Content-control Software - Terminology

Terminology

This article uses the term "content control", a term also used on occasion by CNN, Playboy magazine the San Francisco Chronicle and the New York Times. However, two other terms, censorware and web filtering, while more controversial, are often used. Nannyware has also been used in both product marketing and by the media. Industry research company Gartner uses secure web gateway (SWG) to describe the market segment.

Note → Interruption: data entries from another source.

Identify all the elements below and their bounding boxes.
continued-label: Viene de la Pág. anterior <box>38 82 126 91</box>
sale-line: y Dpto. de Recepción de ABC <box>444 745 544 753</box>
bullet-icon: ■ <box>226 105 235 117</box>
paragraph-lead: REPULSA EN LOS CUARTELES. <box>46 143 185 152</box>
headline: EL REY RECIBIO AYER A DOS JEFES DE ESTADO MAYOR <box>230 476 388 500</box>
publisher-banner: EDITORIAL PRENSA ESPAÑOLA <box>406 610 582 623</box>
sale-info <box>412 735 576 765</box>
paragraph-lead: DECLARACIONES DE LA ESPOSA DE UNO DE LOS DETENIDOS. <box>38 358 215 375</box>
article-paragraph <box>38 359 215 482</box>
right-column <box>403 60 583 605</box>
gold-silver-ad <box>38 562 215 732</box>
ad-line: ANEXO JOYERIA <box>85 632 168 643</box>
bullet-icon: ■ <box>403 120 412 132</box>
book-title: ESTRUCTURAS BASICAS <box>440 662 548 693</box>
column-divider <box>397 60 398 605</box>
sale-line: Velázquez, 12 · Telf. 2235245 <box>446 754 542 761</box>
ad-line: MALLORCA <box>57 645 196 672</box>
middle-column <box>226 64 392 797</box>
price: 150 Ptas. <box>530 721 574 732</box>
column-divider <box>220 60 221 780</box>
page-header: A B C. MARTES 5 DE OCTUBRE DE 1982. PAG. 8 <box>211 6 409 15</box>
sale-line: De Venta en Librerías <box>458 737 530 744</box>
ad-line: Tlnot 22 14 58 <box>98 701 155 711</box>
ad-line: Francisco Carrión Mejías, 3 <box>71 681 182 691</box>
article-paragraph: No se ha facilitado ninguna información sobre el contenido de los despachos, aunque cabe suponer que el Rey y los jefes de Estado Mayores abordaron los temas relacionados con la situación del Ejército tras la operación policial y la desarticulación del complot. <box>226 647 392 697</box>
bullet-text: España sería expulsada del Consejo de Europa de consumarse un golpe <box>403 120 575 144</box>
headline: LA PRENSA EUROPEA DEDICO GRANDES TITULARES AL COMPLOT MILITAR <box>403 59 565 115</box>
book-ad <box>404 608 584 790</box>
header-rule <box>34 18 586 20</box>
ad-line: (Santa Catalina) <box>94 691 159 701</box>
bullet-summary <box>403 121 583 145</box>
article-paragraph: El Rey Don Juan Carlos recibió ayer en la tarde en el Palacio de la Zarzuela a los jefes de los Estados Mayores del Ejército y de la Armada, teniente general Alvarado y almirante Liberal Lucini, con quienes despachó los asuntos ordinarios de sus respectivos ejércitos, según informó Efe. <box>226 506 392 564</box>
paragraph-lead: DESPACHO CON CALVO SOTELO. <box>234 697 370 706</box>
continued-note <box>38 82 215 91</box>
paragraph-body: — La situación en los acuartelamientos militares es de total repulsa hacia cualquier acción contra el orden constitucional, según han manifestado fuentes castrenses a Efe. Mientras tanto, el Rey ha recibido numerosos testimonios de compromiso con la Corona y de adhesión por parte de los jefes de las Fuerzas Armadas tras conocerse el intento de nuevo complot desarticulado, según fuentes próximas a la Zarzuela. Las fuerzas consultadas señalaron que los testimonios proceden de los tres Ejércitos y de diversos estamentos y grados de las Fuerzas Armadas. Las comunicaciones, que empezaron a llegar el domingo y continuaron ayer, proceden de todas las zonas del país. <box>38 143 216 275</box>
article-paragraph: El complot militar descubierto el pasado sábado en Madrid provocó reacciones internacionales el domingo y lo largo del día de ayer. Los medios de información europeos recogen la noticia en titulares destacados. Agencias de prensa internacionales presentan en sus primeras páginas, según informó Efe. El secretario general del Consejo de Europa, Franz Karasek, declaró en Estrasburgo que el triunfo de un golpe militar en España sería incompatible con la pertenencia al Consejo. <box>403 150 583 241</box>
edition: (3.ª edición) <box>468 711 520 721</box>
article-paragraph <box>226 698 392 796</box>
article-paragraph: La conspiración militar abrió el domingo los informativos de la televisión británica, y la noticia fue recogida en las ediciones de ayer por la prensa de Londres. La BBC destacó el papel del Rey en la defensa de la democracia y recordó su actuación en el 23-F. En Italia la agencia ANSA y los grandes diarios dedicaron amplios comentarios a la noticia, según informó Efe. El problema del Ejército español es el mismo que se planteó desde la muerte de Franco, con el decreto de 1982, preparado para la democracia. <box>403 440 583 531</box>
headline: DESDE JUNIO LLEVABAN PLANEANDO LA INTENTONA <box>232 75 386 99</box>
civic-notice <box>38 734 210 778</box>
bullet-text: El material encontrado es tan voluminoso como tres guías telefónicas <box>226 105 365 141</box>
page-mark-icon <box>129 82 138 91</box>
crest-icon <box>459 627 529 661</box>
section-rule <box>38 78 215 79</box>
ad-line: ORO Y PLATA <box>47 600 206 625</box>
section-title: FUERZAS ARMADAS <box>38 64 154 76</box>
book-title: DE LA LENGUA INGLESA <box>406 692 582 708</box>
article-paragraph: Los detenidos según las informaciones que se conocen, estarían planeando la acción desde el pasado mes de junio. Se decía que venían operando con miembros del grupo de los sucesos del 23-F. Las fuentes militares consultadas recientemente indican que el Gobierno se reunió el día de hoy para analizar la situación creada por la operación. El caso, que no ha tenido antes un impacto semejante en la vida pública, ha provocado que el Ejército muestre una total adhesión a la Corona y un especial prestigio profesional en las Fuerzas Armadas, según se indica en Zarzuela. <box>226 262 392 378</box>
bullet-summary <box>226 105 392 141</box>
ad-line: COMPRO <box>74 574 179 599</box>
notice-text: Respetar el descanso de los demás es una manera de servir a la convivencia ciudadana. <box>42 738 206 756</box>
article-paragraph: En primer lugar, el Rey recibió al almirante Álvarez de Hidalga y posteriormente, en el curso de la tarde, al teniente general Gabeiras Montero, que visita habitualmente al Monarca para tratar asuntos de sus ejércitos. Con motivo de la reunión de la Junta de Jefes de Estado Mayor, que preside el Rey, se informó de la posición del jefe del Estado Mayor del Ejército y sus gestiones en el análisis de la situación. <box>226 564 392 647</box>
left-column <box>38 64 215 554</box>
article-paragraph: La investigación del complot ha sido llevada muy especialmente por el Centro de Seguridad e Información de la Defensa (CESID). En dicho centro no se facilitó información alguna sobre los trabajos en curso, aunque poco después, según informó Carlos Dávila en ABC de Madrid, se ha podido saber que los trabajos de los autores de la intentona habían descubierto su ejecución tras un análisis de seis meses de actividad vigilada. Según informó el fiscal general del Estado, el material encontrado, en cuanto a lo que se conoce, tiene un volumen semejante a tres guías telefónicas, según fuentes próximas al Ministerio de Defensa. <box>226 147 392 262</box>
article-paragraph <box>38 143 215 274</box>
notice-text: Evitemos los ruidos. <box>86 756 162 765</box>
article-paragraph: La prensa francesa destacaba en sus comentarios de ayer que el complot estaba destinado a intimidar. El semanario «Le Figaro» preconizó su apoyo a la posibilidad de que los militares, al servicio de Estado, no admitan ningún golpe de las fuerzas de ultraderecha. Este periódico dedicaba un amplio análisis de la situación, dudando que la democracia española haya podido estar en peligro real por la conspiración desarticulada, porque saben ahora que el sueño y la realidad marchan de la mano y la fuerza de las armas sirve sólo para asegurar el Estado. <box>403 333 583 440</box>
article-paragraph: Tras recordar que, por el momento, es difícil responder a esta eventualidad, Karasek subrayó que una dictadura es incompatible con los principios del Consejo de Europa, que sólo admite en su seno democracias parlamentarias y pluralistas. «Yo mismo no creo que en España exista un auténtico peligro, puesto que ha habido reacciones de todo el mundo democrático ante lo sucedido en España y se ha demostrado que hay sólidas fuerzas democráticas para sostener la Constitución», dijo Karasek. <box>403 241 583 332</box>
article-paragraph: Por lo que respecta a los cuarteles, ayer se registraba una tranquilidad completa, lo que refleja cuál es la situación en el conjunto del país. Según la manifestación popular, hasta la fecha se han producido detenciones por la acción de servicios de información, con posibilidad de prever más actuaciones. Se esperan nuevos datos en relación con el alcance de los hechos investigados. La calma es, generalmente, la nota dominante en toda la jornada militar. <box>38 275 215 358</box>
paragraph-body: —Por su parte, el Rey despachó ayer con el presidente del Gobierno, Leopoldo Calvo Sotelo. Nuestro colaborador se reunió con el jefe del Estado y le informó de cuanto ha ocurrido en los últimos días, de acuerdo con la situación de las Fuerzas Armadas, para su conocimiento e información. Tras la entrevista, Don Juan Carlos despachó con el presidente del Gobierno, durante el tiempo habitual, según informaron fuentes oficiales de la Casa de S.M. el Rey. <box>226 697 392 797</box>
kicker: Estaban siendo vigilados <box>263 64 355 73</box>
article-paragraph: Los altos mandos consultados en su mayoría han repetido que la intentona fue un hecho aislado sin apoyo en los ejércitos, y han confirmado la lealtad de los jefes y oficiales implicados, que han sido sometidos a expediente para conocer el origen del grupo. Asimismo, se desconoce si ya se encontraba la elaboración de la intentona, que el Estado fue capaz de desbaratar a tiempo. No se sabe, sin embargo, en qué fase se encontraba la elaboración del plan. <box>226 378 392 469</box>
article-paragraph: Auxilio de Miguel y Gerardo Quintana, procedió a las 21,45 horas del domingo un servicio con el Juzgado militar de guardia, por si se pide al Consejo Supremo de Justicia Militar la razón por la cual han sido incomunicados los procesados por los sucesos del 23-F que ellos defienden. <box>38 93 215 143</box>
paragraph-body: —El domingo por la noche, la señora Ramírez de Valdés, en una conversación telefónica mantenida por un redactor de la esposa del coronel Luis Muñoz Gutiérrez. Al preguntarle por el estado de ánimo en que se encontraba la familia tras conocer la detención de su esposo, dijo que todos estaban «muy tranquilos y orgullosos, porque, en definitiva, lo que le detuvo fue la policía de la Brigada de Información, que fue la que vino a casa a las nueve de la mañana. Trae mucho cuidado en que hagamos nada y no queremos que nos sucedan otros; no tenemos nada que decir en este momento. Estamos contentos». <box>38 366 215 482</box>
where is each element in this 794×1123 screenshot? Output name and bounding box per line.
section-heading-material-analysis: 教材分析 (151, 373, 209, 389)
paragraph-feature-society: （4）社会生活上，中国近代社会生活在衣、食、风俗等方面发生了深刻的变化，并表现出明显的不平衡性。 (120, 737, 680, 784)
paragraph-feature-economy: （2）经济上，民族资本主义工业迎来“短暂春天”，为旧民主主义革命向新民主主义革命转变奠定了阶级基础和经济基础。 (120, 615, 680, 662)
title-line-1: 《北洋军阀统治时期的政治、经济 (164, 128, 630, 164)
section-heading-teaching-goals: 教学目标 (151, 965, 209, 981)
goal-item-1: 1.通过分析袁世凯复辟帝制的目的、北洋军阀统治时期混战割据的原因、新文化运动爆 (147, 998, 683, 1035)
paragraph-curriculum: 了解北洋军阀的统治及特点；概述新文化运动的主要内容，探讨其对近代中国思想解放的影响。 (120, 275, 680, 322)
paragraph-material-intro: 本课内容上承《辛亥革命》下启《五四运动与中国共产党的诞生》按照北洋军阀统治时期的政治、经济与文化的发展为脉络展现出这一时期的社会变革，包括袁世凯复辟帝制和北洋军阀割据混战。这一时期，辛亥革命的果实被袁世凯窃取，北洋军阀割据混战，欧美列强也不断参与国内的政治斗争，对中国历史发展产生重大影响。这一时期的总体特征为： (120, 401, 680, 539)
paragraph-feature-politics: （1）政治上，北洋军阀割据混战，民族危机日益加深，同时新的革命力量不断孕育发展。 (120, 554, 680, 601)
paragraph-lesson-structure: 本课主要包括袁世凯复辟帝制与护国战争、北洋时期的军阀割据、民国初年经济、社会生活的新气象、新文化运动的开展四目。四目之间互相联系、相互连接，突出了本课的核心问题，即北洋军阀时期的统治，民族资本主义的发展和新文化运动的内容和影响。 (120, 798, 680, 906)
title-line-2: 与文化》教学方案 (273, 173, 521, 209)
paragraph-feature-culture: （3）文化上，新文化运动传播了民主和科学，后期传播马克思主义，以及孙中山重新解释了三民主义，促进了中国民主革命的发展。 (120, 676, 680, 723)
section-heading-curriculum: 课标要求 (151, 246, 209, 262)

Companies that make products that selectively block Web sites do not refer to these products as censorware, and prefer terms such as "Internet filter" or "URL Filter"; in the specialized case of software specifically designed to allow parents to monitor and restrict the access of their children, "parental control software" is also used. Some products log all sites that a user accesses and rates them based on content type for reporting to an "accountability partner" of the person's choosing, and the term accountability software is used. Internet filters, parental control software, and/or accountability software may also be combined into one product.

Those critical of such software, however, use the term "censorware" freely: consider the Censorware Project, for example. The use of the term censorware in editorials criticizing makers of such software is widespread and covers many different varieties and applications: Xeni Jardin used the term in a 9 March 2006 editorial in the New York Times when discussing the use of American-made filtering software to suppress content in China; in the same month a high school student used the term to discuss the deployment of such software in his school district.

In general, outside of editorial pages as described above, traditional newspapers do not use the term censorware in their reporting, preferring instead to use terms such as content filter, content control, or web filtering; the New York Times and the Wall Street Journal both appear to follow this practice. On the other hand, Web-based newspapers such as CNET use the term in both editorial and journalistic contexts, for example "Windows Live to Get Censorware."